Videos by American Songwriter
Beth Orton
Sugaring Season
(Anti-)
Rating: 4 out of 5 stars
Most listeners’ introduction to Beth Orton came via her contributions to albums by William Orbit, Red Snaper or The Chemical Brothers — three electronic acts with seemingly little connection to lushly orchestrated folk. Yet ever since her proper debut album Trailer Park in 1996, the English singer-songwriter has found a graceful balance between the electronic beats that once thumped beneath her expressive vocals and a gentler, more graceful folk songwriting style. She may not have been the first artist on the receiving end of the now-overused “folktronica” tag, but it’s more or less exactly what she did, boiled down to a neat and tidy portmanteau.

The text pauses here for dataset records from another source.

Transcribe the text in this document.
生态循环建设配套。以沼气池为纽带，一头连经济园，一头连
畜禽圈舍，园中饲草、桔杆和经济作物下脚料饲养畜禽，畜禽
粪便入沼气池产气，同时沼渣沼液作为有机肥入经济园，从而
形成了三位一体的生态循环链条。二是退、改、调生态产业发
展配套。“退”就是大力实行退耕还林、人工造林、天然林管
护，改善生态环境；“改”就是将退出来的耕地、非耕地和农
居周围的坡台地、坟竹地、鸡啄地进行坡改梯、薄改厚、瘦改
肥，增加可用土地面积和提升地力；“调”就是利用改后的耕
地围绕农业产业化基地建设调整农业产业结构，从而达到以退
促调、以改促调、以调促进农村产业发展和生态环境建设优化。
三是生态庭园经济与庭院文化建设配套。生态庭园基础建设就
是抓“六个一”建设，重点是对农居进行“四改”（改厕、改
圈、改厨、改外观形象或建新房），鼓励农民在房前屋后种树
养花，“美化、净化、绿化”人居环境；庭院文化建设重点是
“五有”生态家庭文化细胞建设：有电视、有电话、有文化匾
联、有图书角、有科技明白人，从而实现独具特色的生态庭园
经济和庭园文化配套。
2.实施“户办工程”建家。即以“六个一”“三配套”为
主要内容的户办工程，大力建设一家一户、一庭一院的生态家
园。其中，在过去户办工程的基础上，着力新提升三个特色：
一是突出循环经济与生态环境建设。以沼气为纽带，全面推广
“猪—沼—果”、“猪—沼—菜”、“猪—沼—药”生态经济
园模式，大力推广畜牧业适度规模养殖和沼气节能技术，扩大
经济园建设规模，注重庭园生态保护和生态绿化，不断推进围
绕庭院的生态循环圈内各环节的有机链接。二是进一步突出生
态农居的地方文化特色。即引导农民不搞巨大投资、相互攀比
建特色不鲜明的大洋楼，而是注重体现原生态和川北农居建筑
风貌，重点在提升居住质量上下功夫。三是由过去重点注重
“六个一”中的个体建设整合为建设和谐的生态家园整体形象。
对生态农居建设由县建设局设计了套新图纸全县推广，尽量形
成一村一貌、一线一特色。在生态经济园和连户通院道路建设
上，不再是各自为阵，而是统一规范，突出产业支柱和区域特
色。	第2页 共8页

With the release of 2006’s Comfort Of Strangers, however, Orton began to distance herself a bit from the trip-hop beats that cradled her gentle melodies, and gradually made her way toward an organic, rich style. Six years later, on Sugaring Season, she completes the transformation, offering up an album of songs that bear hardly any of the clicks and whooshes that underscored her earlier work, instead building up complex arrangements from guitars, pianos, strings and organs, harkening back to the richly arranged works of British folk icons like Pentangle and Fairport Convention.
There’s a tremble to Orton’s bluesy rasp on highlight “Something More Beautiful,” a gentle ballad that opens starkly, yet gracefully. Yet by the one-minute mark, it swells to an emotional wash of strings, in the course of 60 brief seconds revealing Orton both at her barest and her most triumphant. Most of the ten tracks on the album don’t possess this kind of dramatic sweep, and it’s for the best — too much drama would only overtake the subtler, yet no less stunning highlights, from the breezy “Dawn Chorus” to the ornate, minor key melancholy of “Magpie,” an ominously defiant opener punctuated with the recurring line, “I won’t turn back now for anyone.”
Most impressive are the moments on Sugaring Season in which Orton allows her songs to creep slowly and intently from darkly sinister folk tunes into works of haunted majesty, chief among them “Candles.” It’s an awe-inspiring gem of gothic proportions, easily among the best songs she’s ever written. Despite a half decade of keeping relatively quiet, Orton has emerged with a fresh approach, and a batch of songs both intricately gorgeous and, more importantly, a hearty distance from familiar.